Après le test fonctionnel des souris a s, une procédure nécessaire consiste à retirer la moelle épinière, le nerf STIC et le muscle gastrocnémien. Nous souhaitons détailler cette procédure chirurgicale et présenter quelques résultats immunologiques exemplaires à la fin. Très bien, mais commençons d'abord par les tests cliniques.
Il s'agit d'un MOE de type sauvage à déplacement libre qui ne présente aucun symptôme clinique tel qu'un tremblement musculaire ou un Parsis dans notre système de classification clinique. Cela correspondrait à un score de quatre. Il s'agit d'un MOE transgénique de type A LS.
Au stade précoce de la maladie, il présente un tremblement sévère du membre postérieur droit, ce qui le classe comme SCORE trois E. Les anomalies sévères de la démarche classent cet animal comme score deux. Le traînement d'au moins un membre postérieur est classé comme score clinique un lors du test du fil suspendu, où l'on évalue la force musculaire globale des membres postérieurs. Chaque souris est placée sur un fil sur mesure puis retournée précautionneusement tête en bas au-dessus du bouton recouvert de paille.
Après un entraînement effectué trois fois de suite pendant au moins 180 secondes, la latence à la chute est mesurée. Chaque souris dispose d'au maximum trois tentatives pour se maintenir accrochée au couvercle retourné pendant un maximum de 180 secondes, et la durée la plus longue est enregistrée par rapport à la souris de type fil blanc située à droite. La souris transgénique porteuse de plaques située à gauche est très faible et tombe du couvercle avant d'atteindre le maximum.
L'appareil à barre rotative est utilisé pour mesurer la coordination motrice, l'équilibre et la capacité d'apprentissage moteur.
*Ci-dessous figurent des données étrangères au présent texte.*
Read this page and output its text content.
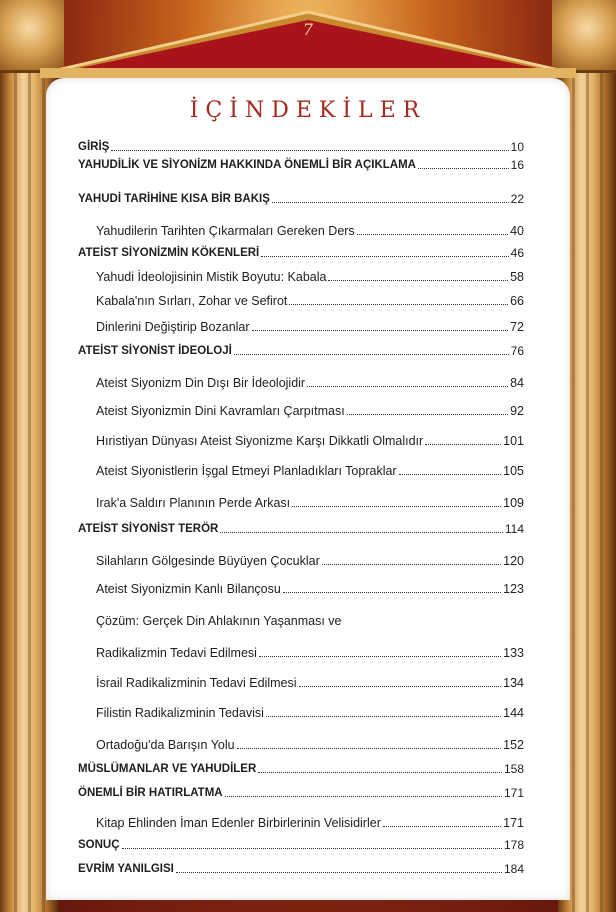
7
İÇİNDEKİLER
GİRİŞ	10
YAHUDİLİK VE SİYONİZM HAKKINDA ÖNEMLİ BİR AÇIKLAMA	16
YAHUDİ TARİHİNE KISA BİR BAKIŞ	22
Yahudilerin Tarihten Çıkarmaları Gereken Ders	40
ATEİST SİYONİZMİN KÖKENLERİ	46
Yahudi İdeolojisinin Mistik Boyutu: Kabala	58
Kabala'nın Sırları, Zohar ve Sefirot	66
Dinlerini Değiştirip Bozanlar	72
ATEİST SİYONİST İDEOLOJİ	76
Ateist Siyonizm Din Dışı Bir İdeolojidir	84
Ateist Siyonizmin Dini Kavramları Çarpıtması	92
Hıristiyan Dünyası Ateist Siyonizme Karşı Dikkatli Olmalıdır	101
Ateist Siyonistlerin İşgal Etmeyi Planladıkları Topraklar	105
Irak'a Saldırı Planının Perde Arkası	109
ATEİST SİYONİST TERÖR	114
Silahların Gölgesinde Büyüyen Çocuklar	120
Ateist Siyonizmin Kanlı Bilançosu	123
Çözüm: Gerçek Din Ahlakının Yaşanması ve
Radikalizmin Tedavi Edilmesi	133
İsrail Radikalizminin Tedavi Edilmesi	134
Filistin Radikalizminin Tedavisi	144
Ortadoğu'da Barışın Yolu	152
MÜSLÜMANLAR VE YAHUDİLER	158
ÖNEMLİ BİR HATIRLATMA	171
Kitap Ehlinden İman Edenler Birbirlerinin Velisidirler	171
SONUÇ	178
EVRİM YANILGISI	184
Une bonne performance nécessite un haut degré de coordination sensori-motrice. Il se compose d'un axe rotatif motorisé commandé par ordinateur et de cinq voies destinées à cinq m.
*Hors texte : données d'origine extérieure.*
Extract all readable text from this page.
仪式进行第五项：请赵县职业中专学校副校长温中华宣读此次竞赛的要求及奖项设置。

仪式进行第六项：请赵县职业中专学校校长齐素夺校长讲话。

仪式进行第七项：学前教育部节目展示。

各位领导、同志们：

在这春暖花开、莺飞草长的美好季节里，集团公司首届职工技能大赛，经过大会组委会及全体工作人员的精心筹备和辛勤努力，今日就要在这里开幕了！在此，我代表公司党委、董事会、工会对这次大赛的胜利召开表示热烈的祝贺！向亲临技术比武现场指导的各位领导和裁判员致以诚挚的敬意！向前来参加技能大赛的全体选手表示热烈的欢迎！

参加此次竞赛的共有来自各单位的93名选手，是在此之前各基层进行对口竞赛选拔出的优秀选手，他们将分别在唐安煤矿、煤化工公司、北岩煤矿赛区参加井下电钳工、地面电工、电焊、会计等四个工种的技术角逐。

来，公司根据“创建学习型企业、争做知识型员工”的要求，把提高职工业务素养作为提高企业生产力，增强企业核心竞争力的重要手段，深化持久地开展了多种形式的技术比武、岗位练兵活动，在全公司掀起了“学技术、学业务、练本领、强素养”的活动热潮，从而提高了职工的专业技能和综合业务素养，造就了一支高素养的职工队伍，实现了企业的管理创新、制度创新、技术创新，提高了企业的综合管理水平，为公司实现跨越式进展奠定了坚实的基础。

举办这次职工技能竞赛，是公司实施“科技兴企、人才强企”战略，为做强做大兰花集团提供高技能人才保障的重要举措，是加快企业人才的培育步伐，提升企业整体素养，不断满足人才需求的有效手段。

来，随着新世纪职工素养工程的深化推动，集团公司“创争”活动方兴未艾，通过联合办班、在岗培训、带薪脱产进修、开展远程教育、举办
Les chutes des souris sont détectées automatiquement par pression sur la plaque en plastique inférieure. Après un entraînement de trois fois consécutives d'au moins 180 secondes à une vitesse constante de 15 tours par minute, on mesure la durée pendant laquelle un animal peut rester sur le rotarod en rotation. Chaque animal subit trois essais et la latence la plus longue sans chute est enregistrée.
Le moustique sain de type sauvage à gauche court sans difficulté sur la tige rotative. En revanche, le moustique transgénique as mo du côté droit présente de graves difficultés à rester sur la tige rotative et finit par en glisser, comme observé depuis l'arrière. Vous constatez les graves difficultés de course de la souris retre gauche.
Par rapport à la souris témoin en bonne santé, elle est incapable de suivre la vitesse de la tige rotative et ne peut pas pousser vers le haut avec les membres HIN. Afin d'effectuer une analyse immunochimique de la moelle épinière, les animaux doivent être sacrifiés. Il est très important de toujours respecter strictement les directives locales concernant la conduite appropriée des expériences sur les animaux.
Dans ce contexte, dans cette vue très simplifiée de la colonne vertébrale et des tissus environnants, les principales structures anatomiques sont représentées. Nous placerons l'animal sur son côté ventral et commencerons à préparer les muscles à partir du sac dorsal. Une fois le tissu musculaire retiré, nous accéderons à la colonne vertébrale qui renferme la moelle épinière.
Après que l'animal a été sacrifié et perfusé avec une solution contenant du paraformaldéhyde, la moelle épinière peut être retirée. L'animal est placé sur une table d'opération et les membres entiers sont fixés sur les côtés afin d'exposer le dos de la souris. L'animal est humidifié pour aplatir le pelage et faciliter l'incision cutanée suivante.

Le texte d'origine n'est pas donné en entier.